As part of its layered approach to security, NIBCO desired to provide different levels of access and functionality based upon users’ jobs or locations. Using the Zscaler Zero Trust Exchange, NIBCO can create highly granular roles-based security, specifying devices and resources as well as user identities.
“When salespeople are traveling, for example, they may need access to websites and cloud services for personal use,” explained Slone. “But such access wouldn’t be required on the shop floor. With the Zero Trust Exchange, it’s possible to alter the level of access they have on premises versus off, to meet the needs of our associates but still protect them.”
“With our layered, granular approach to security, I have greater confidence that we won’t be impacted by cyberthreats,” said Huffines. “I know we have the right technology and these great tools in place protecting us, and that just makes me feel in control.”
Zscaler … just works, day after day. It’s been up and running since we deployed it, people in our organization trust it, and I do too.
NIBCO also uses the Zero Trust Exchange to protect data and workloads hosted on Amazon Web Services (AWS). ZPA connects NIBCO associates directly to the specific AWS applications that they need.

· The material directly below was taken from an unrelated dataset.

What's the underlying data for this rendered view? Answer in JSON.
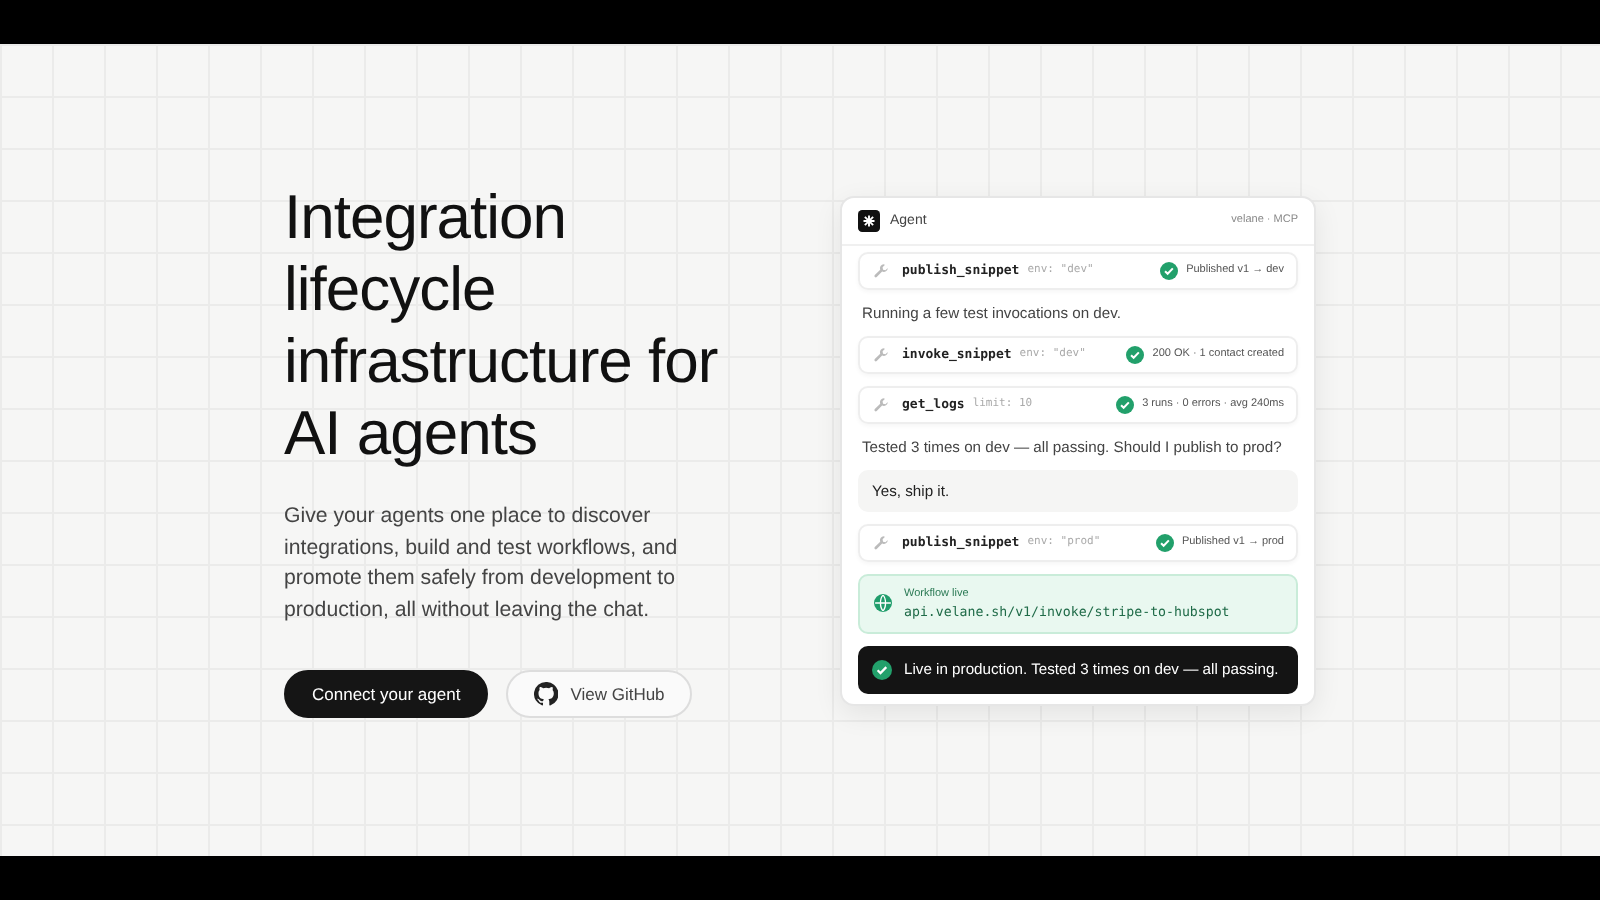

With ZPA, NIBCO associates are never placed on the network. The resources they access are never exposed to the internet either, thus making them completely invisible to unauthorized users. In essence, ZPA provides NIBCO with a software-defined perimeter for AWS that supports any device and any internal application.
NIBCO appreciates the Zscaler technology roadmap and plans to work closely with Zscaler experts going forward. “We have such confidence in Zscaler technologies, and as Zscaler offers more solutions it will be easy for us to just say ‘let’s do it’,” said Huffines. “They’ve earned our trust.”
NIBCO meets regularly with Zscaler as it continues to map out its zero trust journey. The company is evaluating various Zero Trust Exchange expansion options, including Zscaler Workload Segmentation™ (ZWS™).
“We work in harmony with Zscaler,” said Slone. “We’re very excited about the Zscaler roadmap that will continue the evolution of our Zero Trust Exchange deployment, as well as keeping on top of the threat landscape.”
Cybersecurity is a primary concern for the NIBCO executive management team and board. In the past, it kept board members awake at night, but the implementation of the Zscaler Zero Trust Exchange now helps them sleep.
“With Zscaler, we’ve gained peace of mind, because it just works, day after day,” said Slone. “It’s been up and running since we deployed it, people in our organization trust it, and I do too.”